WarioWare: Get It Together!’s characters could potentially hurt the sheer diversity of microgames, but should also cut down on the confusion. Each character has the same controls for every microgame, even if they interact with them differently. Players will need to learn the ins and outs of each character to master their playstyle, but should have an easier time winging microgames they’ve never seen before.
Perhaps the most compelling aspect of WarioWare: Get It Together!’s character selection is for veterans and players who really want to push their skill. Toward the end of our preview, the two Nintendo representatives selected a specific microgame from the Play-O-Pedia — a collection of all the microgames players have unlocked that loops over and over for fun, high-score, or practice.
The duo selected a microgame all about escaping an underground compound and getting into a helicopter, with each player needing to hit a button to let the other out. It’s a microgame set in tight spaces, and requires precision to succeed. But the folks from Nintendo selected a pair of ninja characters called Kat and Ana, who come with one very specific quirk: They’re always jumping.
Each run through the microgame was chaos. Both players were bouncing everywhere they went, bumping their heads on the ceiling or missing the exit doorway by half a second. But the two found a rhythm and finished the microgame over a dozen times. Once they finally ran out of lives, WarioWare: Get It Together! gave them their Kat and Ana-specific high score for that microgame.

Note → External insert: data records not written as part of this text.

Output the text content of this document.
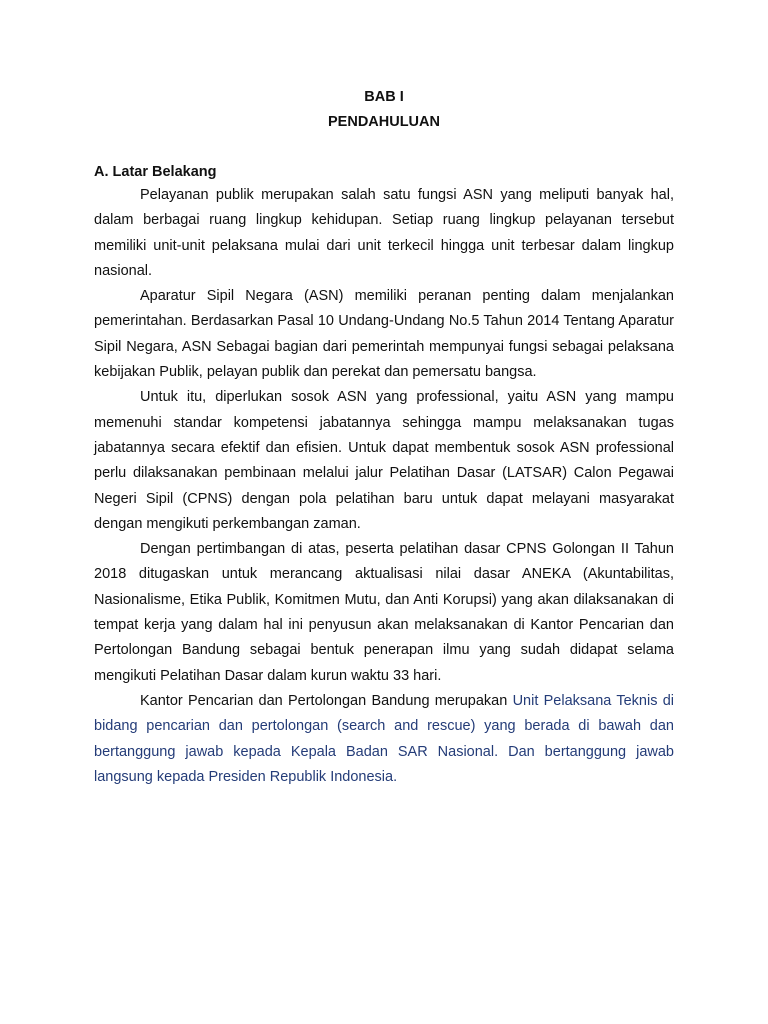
BAB I
PENDAHULUAN
A. Latar Belakang

Pelayanan publik merupakan salah satu fungsi ASN yang meliputi banyak hal, dalam berbagai ruang lingkup kehidupan. Setiap ruang lingkup pelayanan tersebut memiliki unit-unit pelaksana mulai dari unit terkecil hingga unit terbesar dalam lingkup nasional.

Aparatur Sipil Negara (ASN) memiliki peranan penting dalam menjalankan pemerintahan. Berdasarkan Pasal 10 Undang-Undang No.5 Tahun 2014 Tentang Aparatur Sipil Negara, ASN Sebagai bagian dari pemerintah mempunyai fungsi sebagai pelaksana kebijakan Publik, pelayan publik dan perekat dan pemersatu bangsa.

Untuk itu, diperlukan sosok ASN yang professional, yaitu ASN yang mampu memenuhi standar kompetensi jabatannya sehingga mampu melaksanakan tugas jabatannya secara efektif dan efisien. Untuk dapat membentuk sosok ASN professional perlu dilaksanakan pembinaan melalui jalur Pelatihan Dasar (LATSAR) Calon Pegawai Negeri Sipil (CPNS) dengan pola pelatihan baru untuk dapat melayani masyarakat dengan mengikuti perkembangan zaman.

Dengan pertimbangan di atas, peserta pelatihan dasar CPNS Golongan II Tahun 2018 ditugaskan untuk merancang aktualisasi nilai dasar ANEKA (Akuntabilitas, Nasionalisme, Etika Publik, Komitmen Mutu, dan Anti Korupsi) yang akan dilaksanakan di tempat kerja yang dalam hal ini penyusun akan melaksanakan di Kantor Pencarian dan Pertolongan Bandung sebagai bentuk penerapan ilmu yang sudah didapat selama mengikuti Pelatihan Dasar dalam kurun waktu 33 hari.

Kantor Pencarian dan Pertolongan Bandung merupakan Unit Pelaksana Teknis di bidang pencarian dan pertolongan (search and rescue) yang berada di bawah dan bertanggung jawab kepada Kepala Badan SAR Nasional. Dan bertanggung jawab langsung kepada Presiden Republik Indonesia.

The experience of setting your own goal and eclipsing it through sheer bedlam feels authentic to WarioWare, even through all the character-specific differences. Change can be scary, especially for a series this beloved that’s been around since the Game Boy Advance. But Nintendo is keeping the series’ chaotic roots intact while also attempting something new.
Nintendo recently launched an eShop demo so players can Get It Together!’s changes for themselves. It will officially launch WarioWare: Get It Together! on Sept. 10, exclusively for the Nintendo Switch.